The decision surrounding voluntary disclosure is simply not that crystal clear in all situations and there is a fair amount of grey in reaching this judgment.  There are undoubtedly many circumstances where early and prompt voluntary disclosure to DOJ is absolutely appropriate and the right call to be made by management.  On the other hand, there are other situations where the underlying facts are not so clear (or the conduct at issue is considered de minimis by company management) that the reasonable decision from a corporate perspective is to fully remediate the situation and choose not to self-disclose to DOJ.  For companies making the reasonable and appropriate judgment not to self-disclose, it is critical of course that the investigation be well-documented, as well as the subsequent remediation process, and that the records of such investigation and remediation be retained.

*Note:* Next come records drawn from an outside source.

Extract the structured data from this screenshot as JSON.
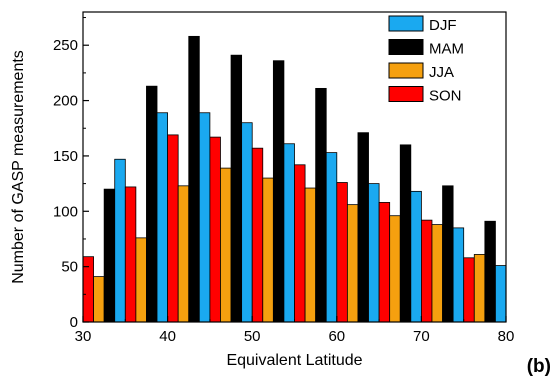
{
  "chart_data": {
    "type": "bar",
    "xlabel": "Equivalent Latitude",
    "ylabel": "Number of GASP measurements",
    "panel_label": "(b)",
    "xlim": [
      30,
      80
    ],
    "ylim": [
      0,
      280
    ],
    "xticks": [
      30,
      40,
      50,
      60,
      70,
      80
    ],
    "yticks": [
      0,
      50,
      100,
      150,
      200,
      250
    ],
    "bin_width": 5,
    "grid": false,
    "legend_position": "top-right",
    "bin_centers": [
      32.5,
      37.5,
      42.5,
      47.5,
      52.5,
      57.5,
      62.5,
      67.5,
      72.5,
      77.5
    ],
    "series": [
      {
        "name": "SON",
        "color": "#ff0000",
        "values": [
          59,
          122,
          169,
          167,
          157,
          142,
          126,
          108,
          92,
          58
        ]
      },
      {
        "name": "JJA",
        "color": "#f5a00f",
        "values": [
          41,
          76,
          123,
          139,
          130,
          121,
          106,
          96,
          88,
          61
        ]
      },
      {
        "name": "MAM",
        "color": "#000000",
        "values": [
          120,
          213,
          258,
          241,
          236,
          211,
          171,
          160,
          123,
          91
        ]
      },
      {
        "name": "DJF",
        "color": "#1aa9f0",
        "values": [
          147,
          189,
          189,
          180,
          161,
          153,
          125,
          118,
          85,
          51
        ]
      }
    ],
    "legend": [
      {
        "name": "DJF",
        "color": "#1aa9f0"
      },
      {
        "name": "MAM",
        "color": "#000000"
      },
      {
        "name": "JJA",
        "color": "#f5a00f"
      },
      {
        "name": "SON",
        "color": "#ff0000"
      }
    ]
  }
}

In many ways, the real test of the Yates memo and the FCPA Pilot Program has yet to come.  For my clients who are making the decision whether or not to self-disclose to DOJ, I always caution them that I cannot predict how DOJ will respond down the road if the company has conducted a thorough review, implemented reasonable remediation and then has decided not to self-disclose – and then in the future the DOJ learns about the issue at hand.  Notwithstanding the DOJ’s recent pronouncements, this remains uncharted territory for companies and practitioners when a company has made a reasonable and rational decision not to self-disclose and the DOJ later second-guesses that judgment.  While the DOJ’s recent releases about the benefits of voluntary disclosure and cooperation do provide helpful guidance, the true test under the current enforcement regime will come when DOJ is faced with the company that did not self-disclose initially (and made a rational decision in choosing not do so) but later cooperates fully with the DOJ investigation.  Under those circumstances, the benefits of cooperation should not be eliminated (or even dramatically reduced) for a company that exercised reasonable judgment in addressing whether or not to self-disclose, even if the DOJ later disagrees with that decision.  How the DOJ approaches charging decisions on that fact pattern in the future will be critical for management, directors and outside counsel addressing the self-disclosure and cooperation question.

Lee G. Dunst is a partner in the New York office of Gibson, Dunn & Crutcher LLP.  He is a former Assistant United States Attorney for the Eastern District of  New York and currently specializes in FCPA and accounting fraud cases.